Wrap the event value in DSTrackableEvent before sending it. Every send() call in PubSubLayer2 is decorated with @TrackEvent, which appends self to the event's .publishers list as the event passes through each node. After the simulation runs, .publishers contains the complete traversal trail in order.

from dssim import DSSimulation, DSTrackableEvent

sim = DSSimulation()

# Two-hop delay chain: source → delay1 → delay2 → sink
delay1 = sim.delay(1.0, name='delay1')
delay2 = sim.delay(2.0, name='delay2')

received = []
sink = sim.callback(lambda e: received.append(e), name='sink')

# Wire the chain
delay1.tx.add_subscriber(delay2.rx, delay1.tx.Phase.CONSUME)
delay2.tx.add_subscriber(sink,      delay2.tx.Phase.CONSUME)

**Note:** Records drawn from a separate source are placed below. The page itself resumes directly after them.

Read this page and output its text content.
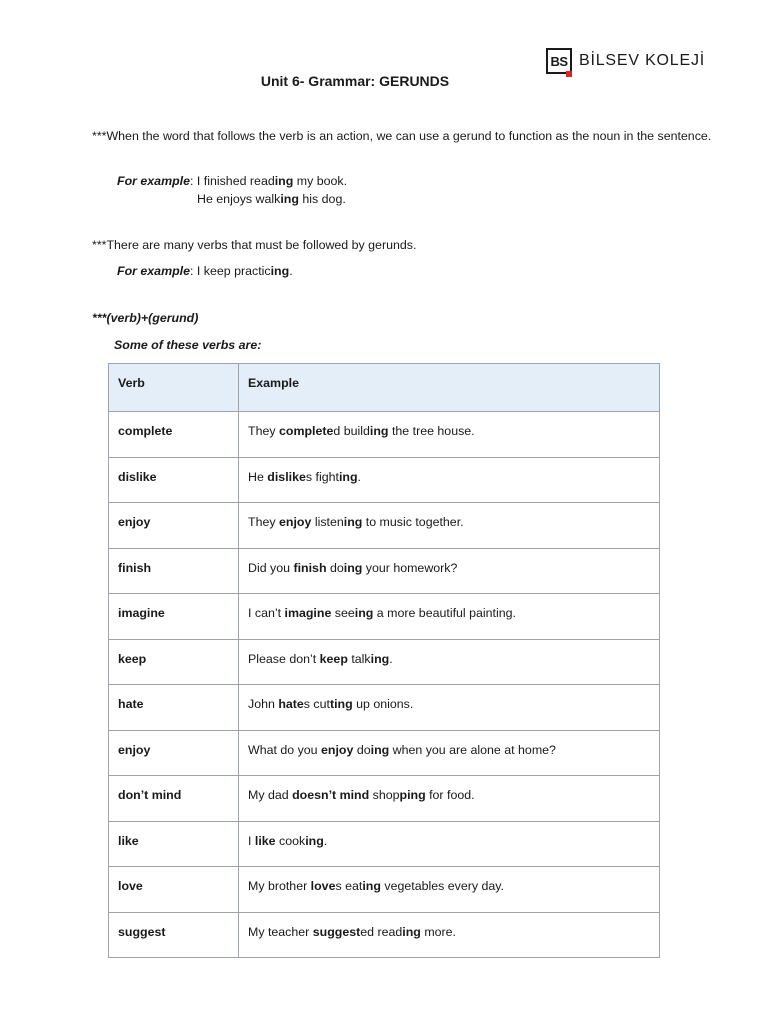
BS BİLSEV KOLEJİ
Unit 6- Grammar: GERUNDS
***When the word that follows the verb is an action, we can use a gerund to function as the noun in the sentence.
For example: I finished reading my book.
He enjoys walking his dog.
***There are many verbs that must be followed by gerunds.
For example: I keep practicing.
***(verb)+(gerund)
Some of these verbs are:
Verb	Example
complete	They completed building the tree house.
dislike	He dislikes fighting.
enjoy	They enjoy listening to music together.
finish	Did you finish doing your homework?
imagine	I can’t imagine seeing a more beautiful painting.
keep	Please don’t keep talking.
hate	John hates cutting up onions.
enjoy	What do you enjoy doing when you are alone at home?
don’t mind	My dad doesn’t mind shopping for food.
like	I like cooking.
love	My brother loves eating vegetables every day.
suggest	My teacher suggested reading more.
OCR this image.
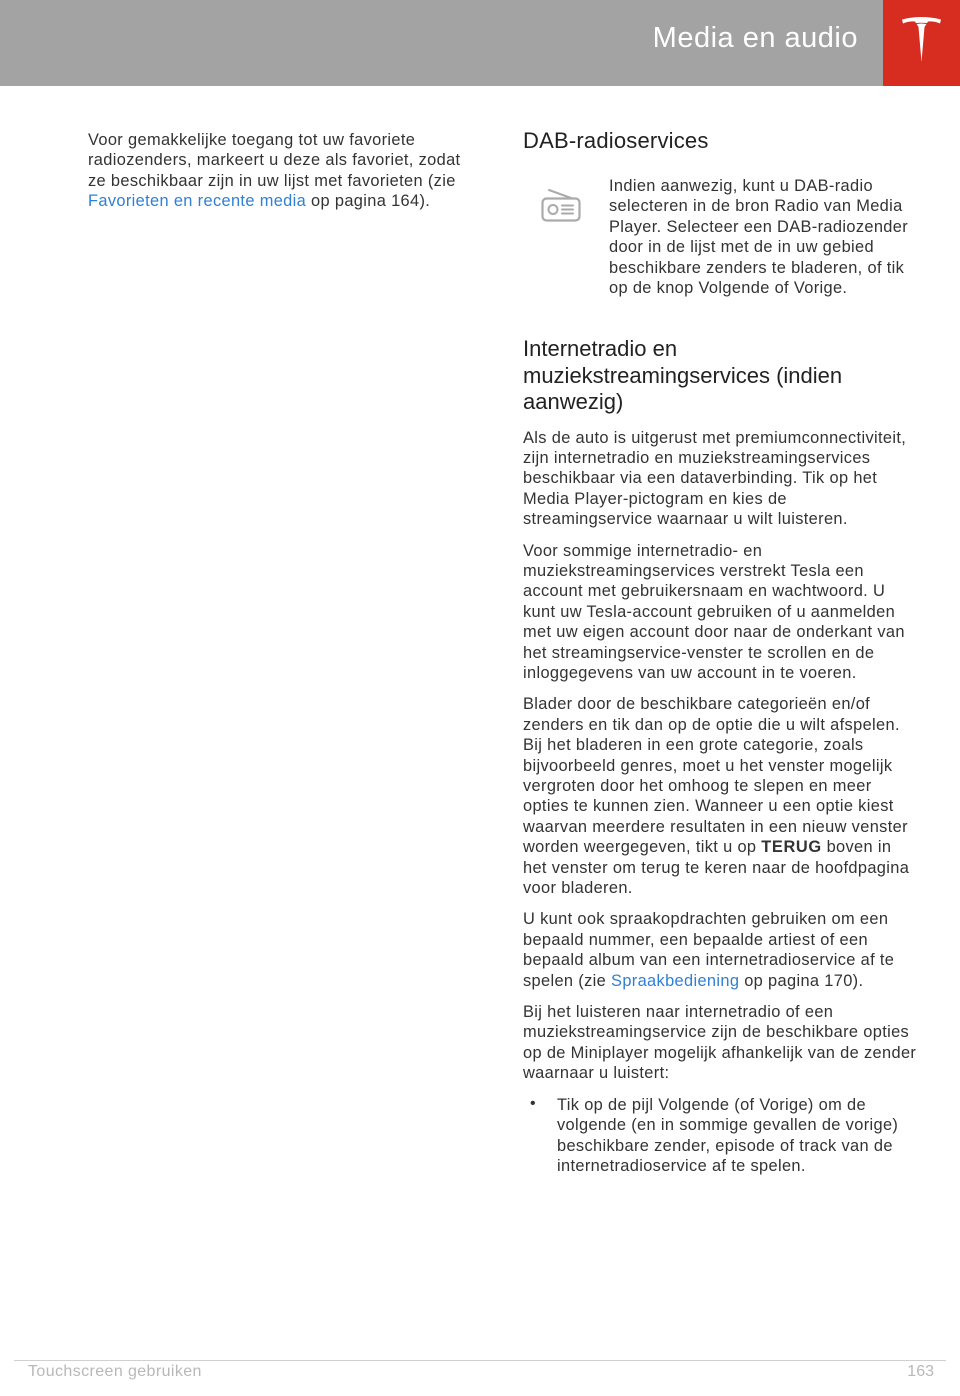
Media en audio

Voor gemakkelijke toegang tot uw favoriete radiozenders, markeert u deze als favoriet, zodat ze beschikbaar zijn in uw lijst met favorieten (zie Favorieten en recente media op pagina 164).

DAB-radioservices

Indien aanwezig, kunt u DAB-radio selecteren in de bron Radio van Media Player. Selecteer een DAB-radiozender door in de lijst met de in uw gebied beschikbare zenders te bladeren, of tik op de knop Volgende of Vorige.

Internetradio en muziekstreamingservices (indien aanwezig)

Als de auto is uitgerust met premiumconnectiviteit, zijn internetradio en muziekstreamingservices beschikbaar via een dataverbinding. Tik op het Media Player-pictogram en kies de streamingservice waarnaar u wilt luisteren.

Voor sommige internetradio- en muziekstreamingservices verstrekt Tesla een account met gebruikersnaam en wachtwoord. U kunt uw Tesla-account gebruiken of u aanmelden met uw eigen account door naar de onderkant van het streamingservice-venster te scrollen en de inloggegevens van uw account in te voeren.

Blader door de beschikbare categorieën en/of zenders en tik dan op de optie die u wilt afspelen. Bij het bladeren in een grote categorie, zoals bijvoorbeeld genres, moet u het venster mogelijk vergroten door het omhoog te slepen en meer opties te kunnen zien. Wanneer u een optie kiest waarvan meerdere resultaten in een nieuw venster worden weergegeven, tikt u op TERUG boven in het venster om terug te keren naar de hoofdpagina voor bladeren.

U kunt ook spraakopdrachten gebruiken om een bepaald nummer, een bepaalde artiest of een bepaald album van een internetradioservice af te spelen (zie Spraakbediening op pagina 170).

Bij het luisteren naar internetradio of een muziekstreamingservice zijn de beschikbare opties op de Miniplayer mogelijk afhankelijk van de zender waarnaar u luistert:

• Tik op de pijl Volgende (of Vorige) om de volgende (en in sommige gevallen de vorige) beschikbare zender, episode of track van de internetradioservice af te spelen.

Touchscreen gebruiken	163
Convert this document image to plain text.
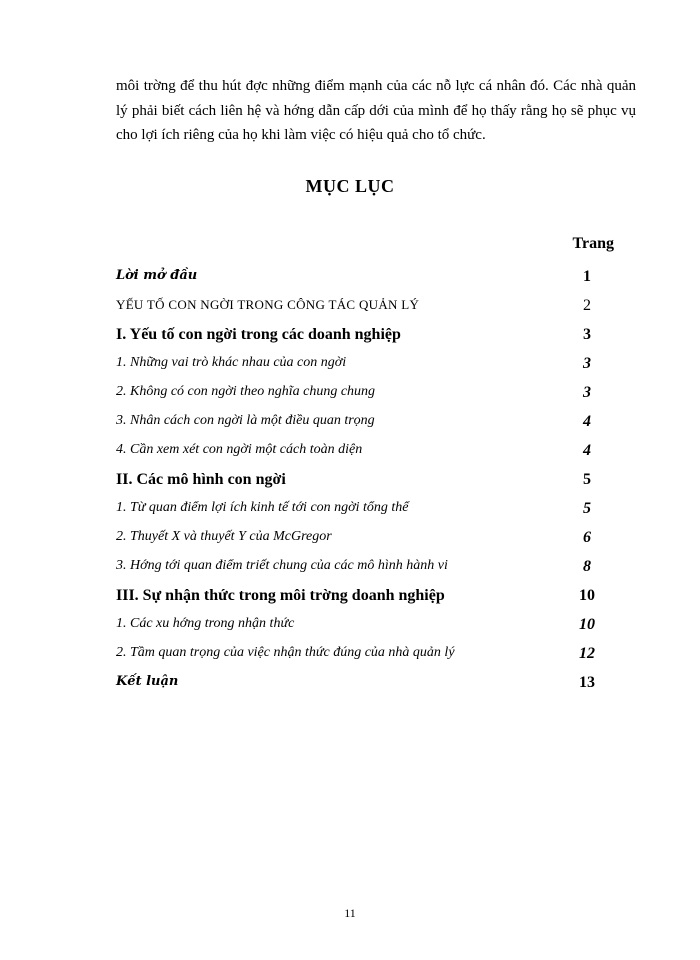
môi trờng để thu hút đợc những điểm mạnh của các nỗ lực cá nhân đó. Các nhà quản lý phải biết cách liên hệ và hớng dẫn cấp dới của mình để họ thấy rằng họ sẽ phục vụ cho lợi ích riêng của họ khi làm việc có hiệu quả cho tổ chức.
MỤC LỤC
Trang
Lời mở đầu	1
YẾU TỐ CON NGỜI TRONG CÔNG TÁC QUẢN LÝ	2
I. Yếu tố con ngời trong các doanh nghiệp	3
1. Những vai trò khác nhau của con ngời	3
2. Không có con ngời theo nghĩa chung chung	3
3. Nhân cách con ngời là một điều quan trọng	4
4. Cần xem xét con ngời một cách toàn diện	4
II. Các mô hình con ngời	5
1. Từ quan điểm lợi ích kinh tế tới con ngời tổng thể	5
2. Thuyết X và thuyết Y của McGregor	6
3. Hớng tới quan điểm triết chung của các mô hình hành vi	8
III. Sự nhận thức trong môi trờng doanh nghiệp	10
1. Các xu hớng trong nhận thức	10
2. Tầm quan trọng của việc nhận thức đúng của nhà quản lý	12
Kết luận	13
11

# Wrap the event so it tracks its path
event = DSTrackableEvent("my_packet")
sim.signal(event, delay1.rx)

last_event_time, _ = sim.run(until=10)

print(f"arrived at t={last_event_time}")
print("traversal path:")
for node in event.publishers:
    print(f"  {node.name if hasattr(node, 'name') else node}")

Expected output:

arrived at t=3.0
traversal path:
  delay1.rx
  delay1.tx
  delay2.rx
  delay2.tx
  sink

What goes into .publishers

Every subscriber and publisher node whose send() was called with this event is appended — callbacks, processes, futures, and publishers alike. The list is ordered by actual call sequence, which reflects both the routing tier order (PRE before CONSUME) and the time-delayed hops.

Limitations

  • PubSubLayer2 only. DSTrackableEvent is accepted by LiteLayer2 for API compatibility — you can pass it without errors — but LiteLayer2's send() is not decorated with @TrackEvent, so the .publishers list will remain empty.
  • Same object must be forwarded. Components that copy or transform the event (creating a new object) break the trail at that point — only hops that pass the original DSTrackableEvent instance are tracked.
  • Not a replacement for probes. Probes give you statistics over many events; DSTrackableEvent gives you a single-event post-mortem trace. Use both when debugging complex routing.

8.8 Key Takeaways

  • Probes are attached via add_probe() or the factory methods (add_stats_probe(), add_ops_probe(), add_latency_probe(), add_flow_probe()) and detached via remove_probe().
  • Queue probes: QueueStatsProbe (occupancy, throughput), QueueOpsProbe (per-operation success/fail/blocked/timeout counts), QueueLatencyProbe (item stay time, blocked wait time).
  • Resource probes: ResourceStatsProbe (amount occupancy, preemption stats), ResourceFlowProbe (transfer rates, moved amounts), ResourceLatencyProbe (blocked wait time).
  • probe.reset() clears accumulated data; probe.close() stops collection.
  • Custom probes only need an attach(component) method; they can subscribe to any endpoint in PRE phase to remain non-intrusive.
  • For time-series sampling, pair a DSTimer with a callback that reads component state on each tick.
  • For single-event post-mortem tracing (e.g. debugging a forwarding chain), wrap the event in DSTrackableEvent and inspect .publishers after the run.